China Had Worst Performing Stock Market of 2018 – What Happened?
A trade dispute with the US and a crackdown on shadow banking made China the world’s worst-performing major stock market in 2018, shedding some $2.3tn in value.
Investors say that while China’s intensifying trade war with the US grabbed much of the attention, a government campaign against leverage in the financial system played a big role in slowing market demand and forcing some funds into liquidation.
China’s benchmark CSI 300 index will finish the year close to 3,000, down more than 25 per cent from where it started 2018, according to Bloomberg data. The staggering drop outpaced other poor performers: Japan’s Nikkei 225 dropped 14 per cent, the US S&P 500 was down 8 per cent and the UK’s FTSE 100 fell 13 per cent.

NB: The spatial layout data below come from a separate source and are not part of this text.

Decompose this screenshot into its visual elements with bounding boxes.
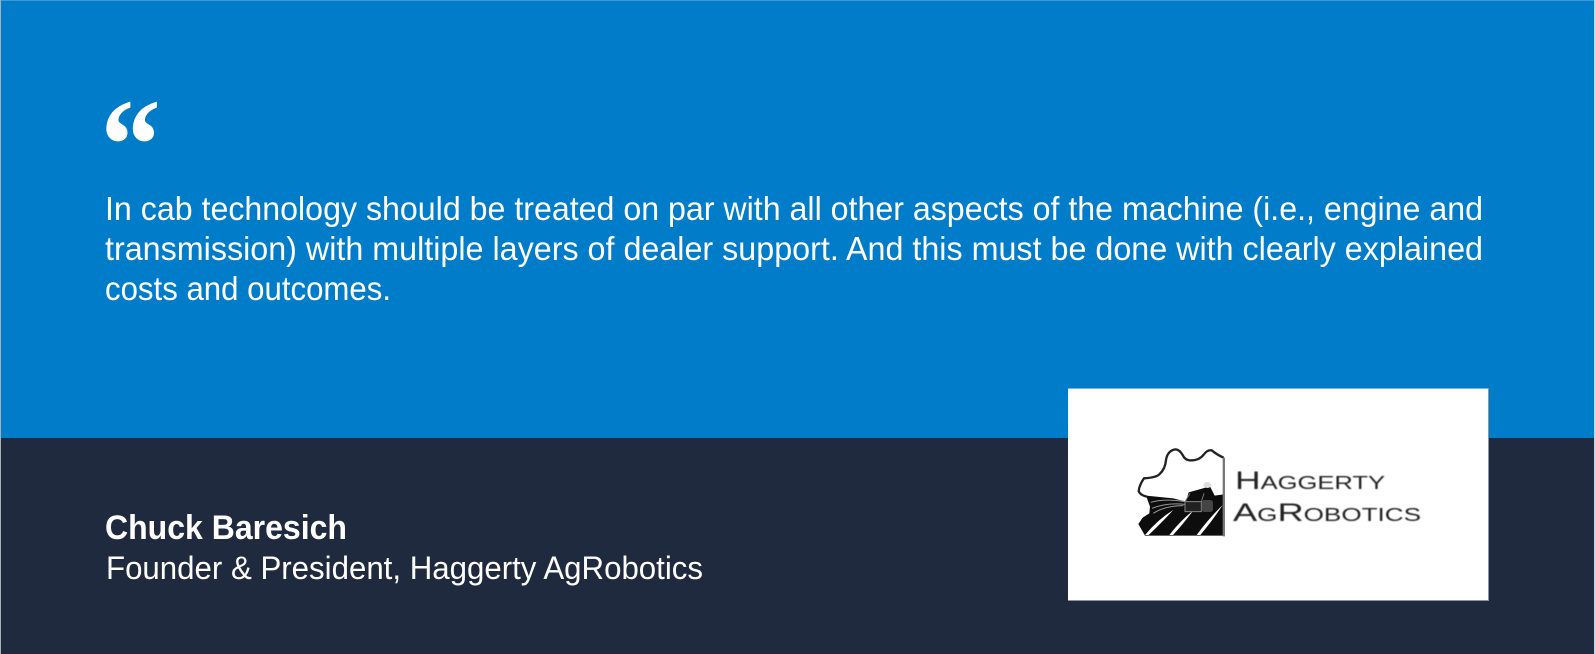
attribution title: Founder & President, Haggerty AgRobotics — [106, 550, 703, 586]
quote text: In cab technology should be treated on par with all other aspects of the machine (i.e., engine and — [105, 190, 1483, 227]
logo wordmark — [1233, 467, 1421, 527]
quote text: transmission) with multiple layers of dealer support. And this must be done with clearly explained — [105, 230, 1483, 267]
icon: Haggerty AgRobotics field and tractor emblem — [1138, 449, 1225, 536]
quote text — [105, 190, 1483, 307]
attribution name: Chuck Baresich — [105, 509, 347, 547]
icon: opening quotation mark: “ — [100, 73, 161, 218]
logo wordmark: A G R OBOTICS — [1233, 499, 1421, 527]
panel: logo card — [1068, 388, 1489, 601]
panel: attribution background — [0, 438, 1595, 654]
logo wordmark: H AGGERTY — [1235, 467, 1385, 495]
quote text: costs and outcomes. — [105, 270, 391, 307]
panel: quote background — [0, 0, 1595, 438]
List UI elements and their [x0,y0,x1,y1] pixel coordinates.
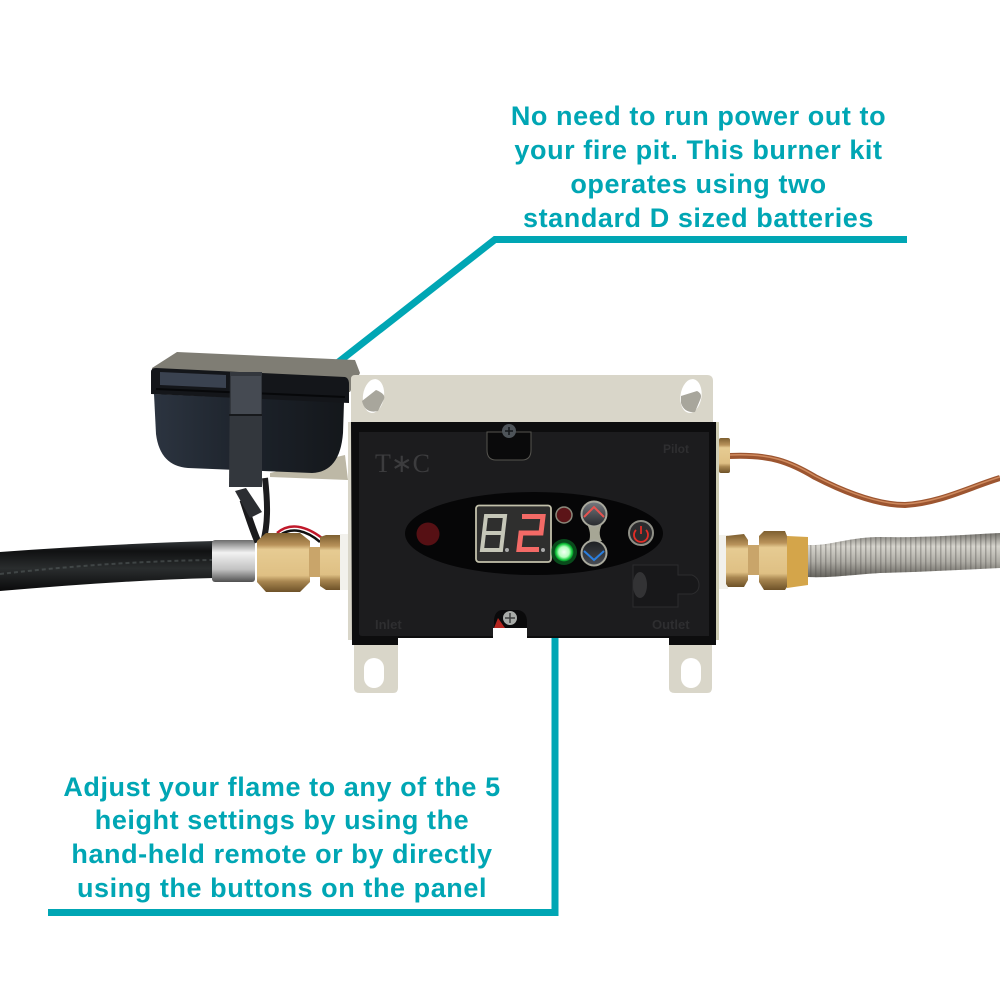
control panel housing [351,422,716,645]
callout text: batteries [511,101,886,233]
flexible stainless outlet line [808,533,1000,577]
control oval [405,492,663,575]
callout text: batteries: No need to run power out to [511,101,886,131]
rubber cover plug [633,565,699,607]
callout text: flame height: height settings by using the [95,805,469,835]
callout text: flame height: hand-held remote or by directly [71,839,493,869]
embossed logo and port labels: T∗C [375,449,430,478]
embossed logo and port labels [375,442,690,632]
small indicator light [556,507,572,523]
inlet brass fitting [257,533,350,592]
callout text: flame height [63,772,501,903]
embossed logo and port labels: Pilot [663,442,689,456]
mounting bracket [348,375,719,693]
green status led [551,539,577,565]
battery box [151,352,360,487]
up and down buttons [582,502,606,566]
power button [629,521,653,545]
battery box wires [235,478,322,542]
callout leader line: batteries [336,240,907,364]
callout text: flame height: using the buttons on the panel [77,873,487,903]
embossed logo and port labels: Outlet [652,617,690,632]
hose: black gas inlet [0,540,255,591]
callout leader line: flame height [48,638,555,912]
copper pilot tube [719,438,1000,505]
embossed logo and port labels: Inlet [375,617,402,632]
callout text: batteries: operates using two [570,169,827,199]
digital display [476,506,551,562]
callout text: batteries: your fire pit. This burner kit [514,135,883,165]
callout text: batteries: standard D sized batteries [523,203,874,233]
outlet brass fitting [719,531,808,590]
callout text: flame height: Adjust your flame to any of the 5 [63,772,501,802]
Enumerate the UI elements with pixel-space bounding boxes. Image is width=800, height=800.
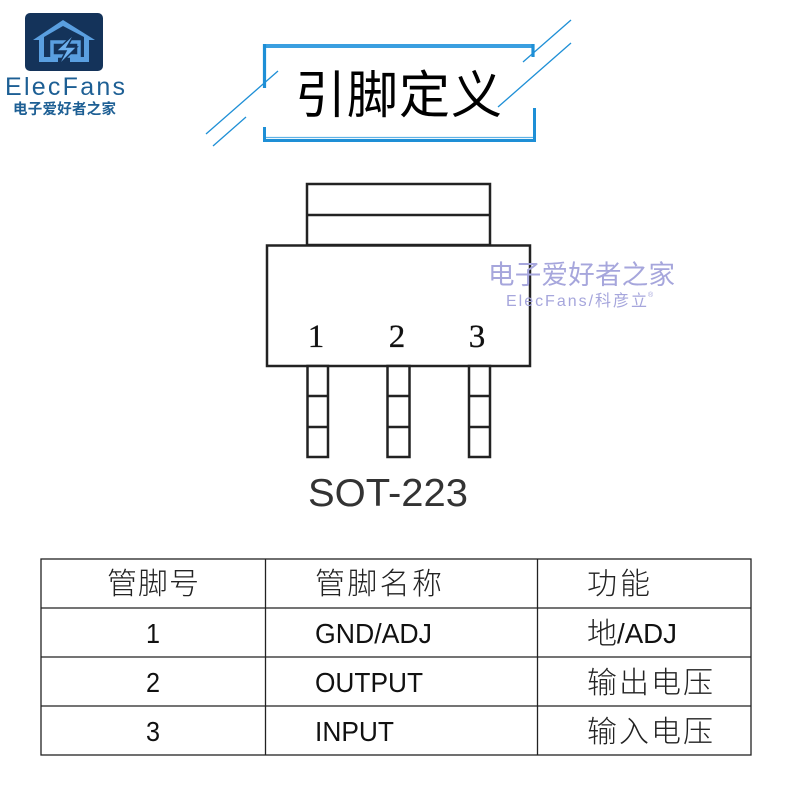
icon: house with lightning bolt [25,13,103,71]
header row: 管脚号 [107,559,199,603]
title with blue frame [206,20,571,146]
title frame [263,44,534,140]
row 2 [146,658,713,702]
SOT-223 package diagram [267,184,530,515]
logo: ElecFans [5,13,125,119]
package name: SOT-223 [308,472,468,515]
pin numbers: 1 [308,319,324,355]
row 3: 3 [146,716,160,747]
row 3: 输入电压 [587,707,713,751]
logo subtitle: 电子爱好者之家 [13,98,116,119]
row 3: INPUT [315,716,394,747]
logo wordmark: ElecFans [5,73,125,101]
pin 3 lead [469,366,490,457]
package outline [267,184,530,366]
pin 1 lead [308,366,328,457]
header row [107,559,650,603]
row 2: OUTPUT [315,667,423,698]
row 1 [146,609,677,653]
watermark line 2: ElecFans/科彦立 [506,292,647,310]
row 2: 输出电压 [587,658,713,702]
decorative slashes [206,20,571,146]
row 3 [146,707,713,751]
pin numbers [308,319,485,355]
title: 引脚定义 [295,54,502,128]
watermark line 1: 电子爱好者之家 [488,253,675,292]
registered mark: ® [648,291,654,299]
pin numbers: 3 [469,319,485,355]
row 2: 2 [146,667,160,698]
row 1: 1 [146,618,160,649]
pin 2 lead [388,366,410,457]
row 1: GND/ADJ [315,618,432,649]
header row: 管脚名称 [315,559,442,603]
watermark [488,253,675,310]
header row: 功能 [587,559,650,603]
row 1: 地 [587,609,617,653]
row 1: /ADJ [617,618,677,649]
pin definition table [41,559,751,755]
table grid [41,559,751,755]
pin numbers: 2 [389,319,405,355]
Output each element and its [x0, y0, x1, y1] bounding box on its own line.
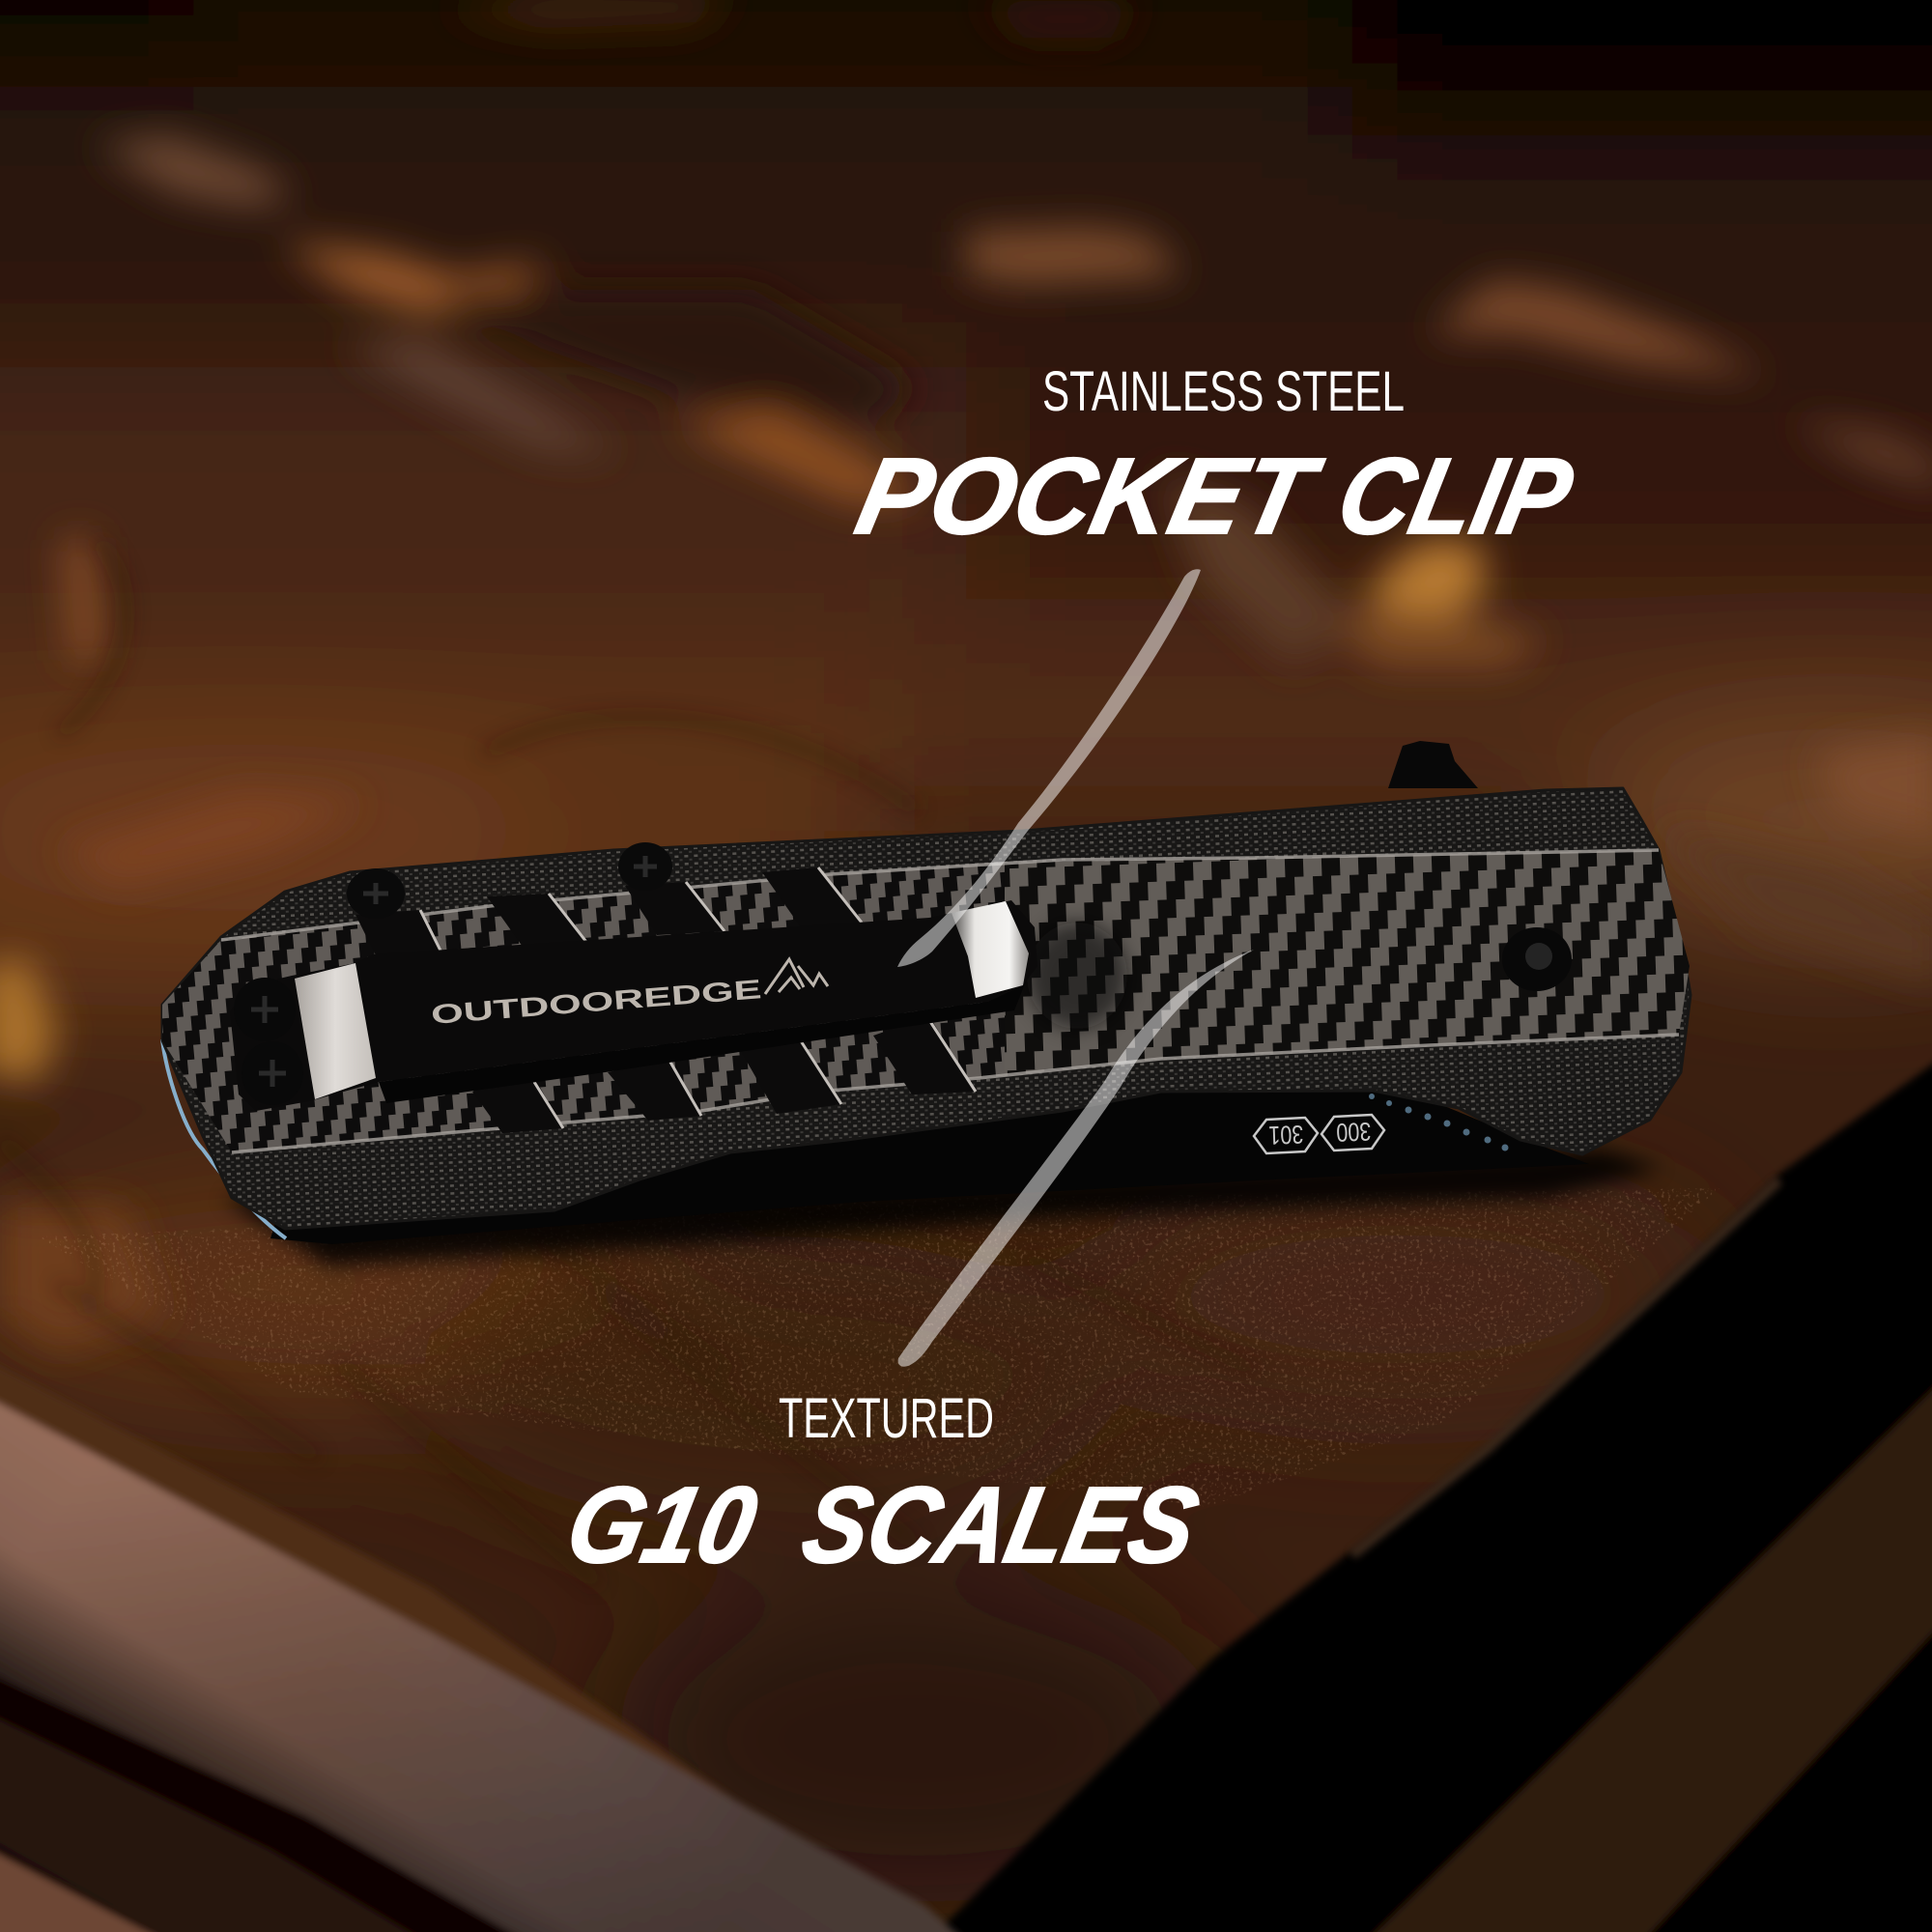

Worries surrounding the impact of the US trade war with China still loom large over markets ahead of the New Year. However, comments from both the US and Chinese presidents over the weekend praising “positive progress” in talks could boost markets that reopen on Monday after a choppy Christmas week.
Hong Kong’s Hang Seng climbed 1.3 per cent in Monday’s shortened session but still ended the year down 14 per cent, its worst year since 2011 when it fell by a fifth.
US President Donald Trump, who agreed to postpone his planned January increase of China tariffs at a G20 meeting early this month, said on Saturday that talks with Chinese counterpart Xi Jinping were “moving along very well”.
Arthur Kwong, head of Asia-Pacific equities at BNP Paribas Asset Management, said: “The Chinese stock market has experienced volatility over the year and seems to be pricing in an economic hard landing since June 2018 when the trade war concerns intensified.”
Liquidity in the Chinese market tightened this year, following a regulatory crackdown aimed at combating a years-long build up in leverage in the financial system. Those reforms have focused largely on so-called shadow banking, which before the clampdown saw lenders channel a significant sum of money to fund managers that then invested it in Chinese stocks.
“The banks cannot deploy funds to unqualified third parties including select asset managers and those funds have been forced to sell off to in order to get liquidity,” said Alexious Lee, head of China capital access at brokerage and investment group CLSA.
Regulators did not deploy a significant state-backed effort to stabilise Chinese stocks, however, in contrast to China’s market boom and bust in 2015.
“This time around the regulators have been very disciplined and allowed market mechanisms to play a bigger role in price determination, especially during the MSCI inclusion,” said Mr Lee.
China’s slowing economy is another factor to worry markets. Beijing reported its economy grew 6.5 per cent in the third quarter of the year, its slowest quarterly figure in almost a decade. The trade dispute is also expected to take a toll on Chinese manufacturing, one of the main growth engines.